À atenção da malta do Pulo do Lobo: esta é a melhor declaração de voto (no Aníbal) que li até hoje:
Geração Rasca
por jMAC
«Sei de rapaziada, uns inconscientes com certeza, a quem já podemos chamar de trintões, que pela primeira vez na vida vai votar com toda a convicção. Por uma vez não é o voto de protesto, não é um voto no mal menor. É o voto que foram desejando protagonizar à medida que iam crescendo com O Independente religiosamente às sextas-feiras sobre a mesa do café com o respectivo baldanço à aula de geografia do 10ºano. Entre os primeiros cigarros e as últimas tacadas de snooker viveram um tempos que os marcou. Foram a primeira geração que viveu a democracia plena. Normalizada. Que ainda se lembravam das discussões domésticas sobre a escalada vertiginosa das taxas de juro e a necessária intervenção do FMI, ao tempo do Bloco Central, (a que nunca acharam muita graça pois diminuía os níveis de pancadaria na classe). Lia-se Miguel Esteves Cardoso e achava-se piada às coisas do eixo Manchester-Guincho-Carrazeda de Ansiães. Paulo Portas fazia estragos no governo, tratava do acessório enquanto o essencial era a descida da inflação e o acesso à “Europa”. Vasco Pulido Valente cilindrava a Picareta Falante. Os primeiros rasgos de modernidade, os BMW’s do Fundo Social Europeu, as primeiras mamas na televisão nacional e o fim dos inenarráveis programas culturais da matinèes televisivas. Gente que para quem o suplemento Olá do Semanário era leitura de sanita. E a revista Bravo trazia o último som do mundo desenvolvida - e os respectivos posters. Que daí a pouco tempo descobriria os Smiths e o New Musical Express.
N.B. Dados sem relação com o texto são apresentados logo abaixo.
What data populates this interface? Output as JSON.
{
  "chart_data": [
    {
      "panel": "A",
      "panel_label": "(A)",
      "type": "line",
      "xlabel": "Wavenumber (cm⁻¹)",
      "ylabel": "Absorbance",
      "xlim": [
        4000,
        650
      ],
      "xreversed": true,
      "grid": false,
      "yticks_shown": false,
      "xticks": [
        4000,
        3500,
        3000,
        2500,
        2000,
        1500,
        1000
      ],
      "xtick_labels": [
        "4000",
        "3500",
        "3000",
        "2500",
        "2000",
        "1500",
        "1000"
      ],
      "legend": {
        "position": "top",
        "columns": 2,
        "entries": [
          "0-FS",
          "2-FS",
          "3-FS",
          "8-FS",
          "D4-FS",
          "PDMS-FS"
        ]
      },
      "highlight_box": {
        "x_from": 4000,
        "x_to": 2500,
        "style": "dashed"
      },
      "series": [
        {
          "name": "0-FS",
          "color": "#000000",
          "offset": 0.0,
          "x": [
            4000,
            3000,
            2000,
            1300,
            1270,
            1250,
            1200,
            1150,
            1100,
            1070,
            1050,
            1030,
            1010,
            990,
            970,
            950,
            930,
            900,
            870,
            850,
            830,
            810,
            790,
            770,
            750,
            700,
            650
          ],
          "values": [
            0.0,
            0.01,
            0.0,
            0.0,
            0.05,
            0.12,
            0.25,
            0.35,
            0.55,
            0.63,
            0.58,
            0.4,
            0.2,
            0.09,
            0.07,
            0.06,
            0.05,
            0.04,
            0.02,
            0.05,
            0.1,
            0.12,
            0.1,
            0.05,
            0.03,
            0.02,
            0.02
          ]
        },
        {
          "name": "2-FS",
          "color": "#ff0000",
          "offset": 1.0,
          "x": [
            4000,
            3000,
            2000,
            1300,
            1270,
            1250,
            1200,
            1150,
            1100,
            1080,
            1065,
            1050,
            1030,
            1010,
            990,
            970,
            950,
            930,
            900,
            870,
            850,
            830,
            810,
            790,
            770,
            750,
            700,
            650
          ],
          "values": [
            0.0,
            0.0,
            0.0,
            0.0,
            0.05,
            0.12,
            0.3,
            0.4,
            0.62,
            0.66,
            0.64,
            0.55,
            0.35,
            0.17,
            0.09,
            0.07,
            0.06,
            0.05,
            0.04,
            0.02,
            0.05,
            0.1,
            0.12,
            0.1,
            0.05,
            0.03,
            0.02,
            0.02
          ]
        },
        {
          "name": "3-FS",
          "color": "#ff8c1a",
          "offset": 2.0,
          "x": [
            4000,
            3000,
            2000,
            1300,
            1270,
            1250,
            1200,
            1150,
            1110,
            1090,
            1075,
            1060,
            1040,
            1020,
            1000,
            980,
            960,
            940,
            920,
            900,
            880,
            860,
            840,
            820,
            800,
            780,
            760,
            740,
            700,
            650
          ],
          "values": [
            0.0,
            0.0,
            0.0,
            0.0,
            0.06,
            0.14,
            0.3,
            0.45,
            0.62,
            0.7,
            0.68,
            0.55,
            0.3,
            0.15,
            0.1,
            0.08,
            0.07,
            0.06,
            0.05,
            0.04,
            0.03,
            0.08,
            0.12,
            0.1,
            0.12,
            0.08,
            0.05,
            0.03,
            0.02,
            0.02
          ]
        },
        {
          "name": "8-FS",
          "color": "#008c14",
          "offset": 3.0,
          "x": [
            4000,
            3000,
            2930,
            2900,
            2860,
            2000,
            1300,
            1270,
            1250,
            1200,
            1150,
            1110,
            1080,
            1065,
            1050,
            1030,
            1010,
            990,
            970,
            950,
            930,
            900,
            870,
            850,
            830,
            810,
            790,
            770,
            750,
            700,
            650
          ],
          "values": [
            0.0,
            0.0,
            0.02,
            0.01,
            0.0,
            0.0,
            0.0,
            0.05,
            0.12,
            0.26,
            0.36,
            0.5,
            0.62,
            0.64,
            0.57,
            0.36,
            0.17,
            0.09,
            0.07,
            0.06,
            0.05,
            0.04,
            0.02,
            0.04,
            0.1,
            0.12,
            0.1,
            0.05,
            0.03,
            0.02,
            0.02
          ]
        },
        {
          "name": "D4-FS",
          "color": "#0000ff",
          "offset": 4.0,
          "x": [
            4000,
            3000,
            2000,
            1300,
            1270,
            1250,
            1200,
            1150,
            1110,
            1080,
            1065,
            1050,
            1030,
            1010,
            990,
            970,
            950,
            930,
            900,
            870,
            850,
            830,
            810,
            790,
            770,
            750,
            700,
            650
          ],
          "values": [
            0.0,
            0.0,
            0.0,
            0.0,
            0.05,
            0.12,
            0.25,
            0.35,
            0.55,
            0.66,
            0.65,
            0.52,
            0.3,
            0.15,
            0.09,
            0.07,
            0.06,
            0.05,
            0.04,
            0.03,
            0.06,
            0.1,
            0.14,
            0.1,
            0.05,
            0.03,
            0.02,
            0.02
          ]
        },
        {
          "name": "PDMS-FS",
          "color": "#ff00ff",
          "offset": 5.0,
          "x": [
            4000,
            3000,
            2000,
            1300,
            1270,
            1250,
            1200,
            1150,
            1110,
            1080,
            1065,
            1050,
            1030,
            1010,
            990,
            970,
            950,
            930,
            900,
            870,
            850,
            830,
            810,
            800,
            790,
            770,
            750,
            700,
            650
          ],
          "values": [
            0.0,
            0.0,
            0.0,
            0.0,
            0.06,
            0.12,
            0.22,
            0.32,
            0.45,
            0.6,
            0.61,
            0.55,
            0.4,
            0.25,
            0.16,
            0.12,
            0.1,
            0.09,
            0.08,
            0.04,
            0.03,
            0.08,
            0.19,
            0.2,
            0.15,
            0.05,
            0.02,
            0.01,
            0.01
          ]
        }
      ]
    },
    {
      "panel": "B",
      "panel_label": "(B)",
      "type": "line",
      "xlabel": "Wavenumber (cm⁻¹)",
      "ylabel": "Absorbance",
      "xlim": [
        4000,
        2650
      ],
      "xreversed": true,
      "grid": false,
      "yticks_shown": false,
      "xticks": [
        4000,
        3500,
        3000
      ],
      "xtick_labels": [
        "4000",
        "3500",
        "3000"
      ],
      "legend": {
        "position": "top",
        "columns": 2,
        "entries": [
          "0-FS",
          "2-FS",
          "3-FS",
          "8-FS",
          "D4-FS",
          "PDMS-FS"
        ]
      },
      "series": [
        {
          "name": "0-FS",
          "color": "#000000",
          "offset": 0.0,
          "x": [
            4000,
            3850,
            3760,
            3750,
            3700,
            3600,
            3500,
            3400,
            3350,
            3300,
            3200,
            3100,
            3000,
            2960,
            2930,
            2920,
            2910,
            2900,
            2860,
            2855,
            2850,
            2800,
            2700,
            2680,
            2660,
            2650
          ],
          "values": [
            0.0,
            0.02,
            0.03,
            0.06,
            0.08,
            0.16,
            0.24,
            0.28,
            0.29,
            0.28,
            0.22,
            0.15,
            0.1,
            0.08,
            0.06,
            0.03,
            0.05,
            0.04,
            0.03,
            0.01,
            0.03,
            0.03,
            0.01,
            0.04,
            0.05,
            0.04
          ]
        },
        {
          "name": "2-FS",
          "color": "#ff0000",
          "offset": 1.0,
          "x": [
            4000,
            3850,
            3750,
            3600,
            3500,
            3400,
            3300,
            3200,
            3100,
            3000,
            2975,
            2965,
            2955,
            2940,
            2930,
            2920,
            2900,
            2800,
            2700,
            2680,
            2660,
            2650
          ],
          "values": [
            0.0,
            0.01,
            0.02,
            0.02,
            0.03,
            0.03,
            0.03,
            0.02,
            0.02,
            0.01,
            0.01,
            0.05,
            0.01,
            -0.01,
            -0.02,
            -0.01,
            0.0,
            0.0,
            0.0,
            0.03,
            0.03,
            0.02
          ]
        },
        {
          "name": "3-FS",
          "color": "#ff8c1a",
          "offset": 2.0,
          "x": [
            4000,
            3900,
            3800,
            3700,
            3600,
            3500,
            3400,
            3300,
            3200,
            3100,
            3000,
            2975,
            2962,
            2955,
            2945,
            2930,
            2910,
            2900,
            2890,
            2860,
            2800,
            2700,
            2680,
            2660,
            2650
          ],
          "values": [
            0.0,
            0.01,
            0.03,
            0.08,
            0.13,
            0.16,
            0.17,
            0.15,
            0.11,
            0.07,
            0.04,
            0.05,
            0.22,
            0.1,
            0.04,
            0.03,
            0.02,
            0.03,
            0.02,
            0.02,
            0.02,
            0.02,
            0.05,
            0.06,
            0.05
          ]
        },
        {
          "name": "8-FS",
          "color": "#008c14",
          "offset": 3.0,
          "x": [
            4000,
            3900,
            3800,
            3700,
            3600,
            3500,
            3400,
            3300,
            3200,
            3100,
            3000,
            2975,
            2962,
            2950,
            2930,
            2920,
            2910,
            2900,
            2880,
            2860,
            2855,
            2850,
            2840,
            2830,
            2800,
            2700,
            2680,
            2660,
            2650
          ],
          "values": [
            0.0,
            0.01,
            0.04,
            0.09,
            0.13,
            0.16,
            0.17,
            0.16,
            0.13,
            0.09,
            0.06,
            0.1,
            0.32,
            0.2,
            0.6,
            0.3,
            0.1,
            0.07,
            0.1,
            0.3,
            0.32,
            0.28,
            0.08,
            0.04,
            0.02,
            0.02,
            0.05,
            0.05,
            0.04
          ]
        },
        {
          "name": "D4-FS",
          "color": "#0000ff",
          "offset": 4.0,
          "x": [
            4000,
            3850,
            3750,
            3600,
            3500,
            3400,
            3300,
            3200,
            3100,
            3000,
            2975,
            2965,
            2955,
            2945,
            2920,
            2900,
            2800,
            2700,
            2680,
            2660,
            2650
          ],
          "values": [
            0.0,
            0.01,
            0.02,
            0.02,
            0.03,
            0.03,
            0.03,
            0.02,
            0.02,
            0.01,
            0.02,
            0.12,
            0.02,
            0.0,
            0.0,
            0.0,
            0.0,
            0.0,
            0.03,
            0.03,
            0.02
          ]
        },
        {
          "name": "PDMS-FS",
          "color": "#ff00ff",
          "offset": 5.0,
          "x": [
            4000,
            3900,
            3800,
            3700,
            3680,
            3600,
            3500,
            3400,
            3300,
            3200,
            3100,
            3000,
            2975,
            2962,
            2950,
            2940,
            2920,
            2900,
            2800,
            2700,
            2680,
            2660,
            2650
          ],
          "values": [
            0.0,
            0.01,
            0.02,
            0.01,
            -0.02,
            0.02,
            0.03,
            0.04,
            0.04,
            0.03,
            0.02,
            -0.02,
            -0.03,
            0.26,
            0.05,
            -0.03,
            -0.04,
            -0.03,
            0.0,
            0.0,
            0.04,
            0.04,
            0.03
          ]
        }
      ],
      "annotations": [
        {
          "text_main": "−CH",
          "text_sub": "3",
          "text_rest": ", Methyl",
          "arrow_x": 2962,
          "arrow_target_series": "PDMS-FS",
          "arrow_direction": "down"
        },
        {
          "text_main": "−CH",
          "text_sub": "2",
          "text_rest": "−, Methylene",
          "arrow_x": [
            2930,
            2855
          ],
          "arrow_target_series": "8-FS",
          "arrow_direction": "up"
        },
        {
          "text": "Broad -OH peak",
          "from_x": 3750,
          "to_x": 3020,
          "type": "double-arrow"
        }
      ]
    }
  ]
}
Há uma geração que nunca ficou entusiasmada com o Guterres - a Picareta Falante - não mais que uma emanação de um conspirativo sótão de Algés. Para quem Marques Mendes mais não era (é) que um apagado oportunista sem rasgo e membro do Grupo da Sueca. Gente que se riu às lágrimas pelas lágrimas sulistas-elitistas-e-liberais do Menezes em pleno Coliseu. Gente que ainda se ria com as Noites da Má Língua, (que parva aquela Rita Blanco). Que conheceu a Europa pelo inter-rail e viu a primeira MTV e que um dia até achou que a Catarina Furtado era uma bonita rapariga. Gente que acompanhou José Rodrigues dos Santos nos voos cirúrgicos dos F-16 em Fevereiro de 1991 no início da primeira Guerra do Golfo. E nos dias seguintes nas páginas do Público. Gente que ficou emocionada com o a queda do muro de Berlim e para quem o vai-e-vém lançado da Florida era o futuro hoje. E que até concordou com o Vicente Jorge Silva que os chamou Geração Rasca.
Gente a quem diziam que os propósitos eleitorais e intenções de voto se manifestava dentro de uma parcela populacional mais rural do que urbana, mais rústica que sofisticada. Gente que jamais compraria um automóvel aos Jorges Coelhos, aos Santanas, aos Torres Couto. Gente que ainda hoje não percebe porque é que os supermercados fecham ao Domingo.
Gente, como este que abaixo assina, que vai votar no Aníbal.
E há os outros, claro, os que baixaram as calças numa manifestação anti-PGA.
É a pré-história da democracia. E a história de algumas vidas.»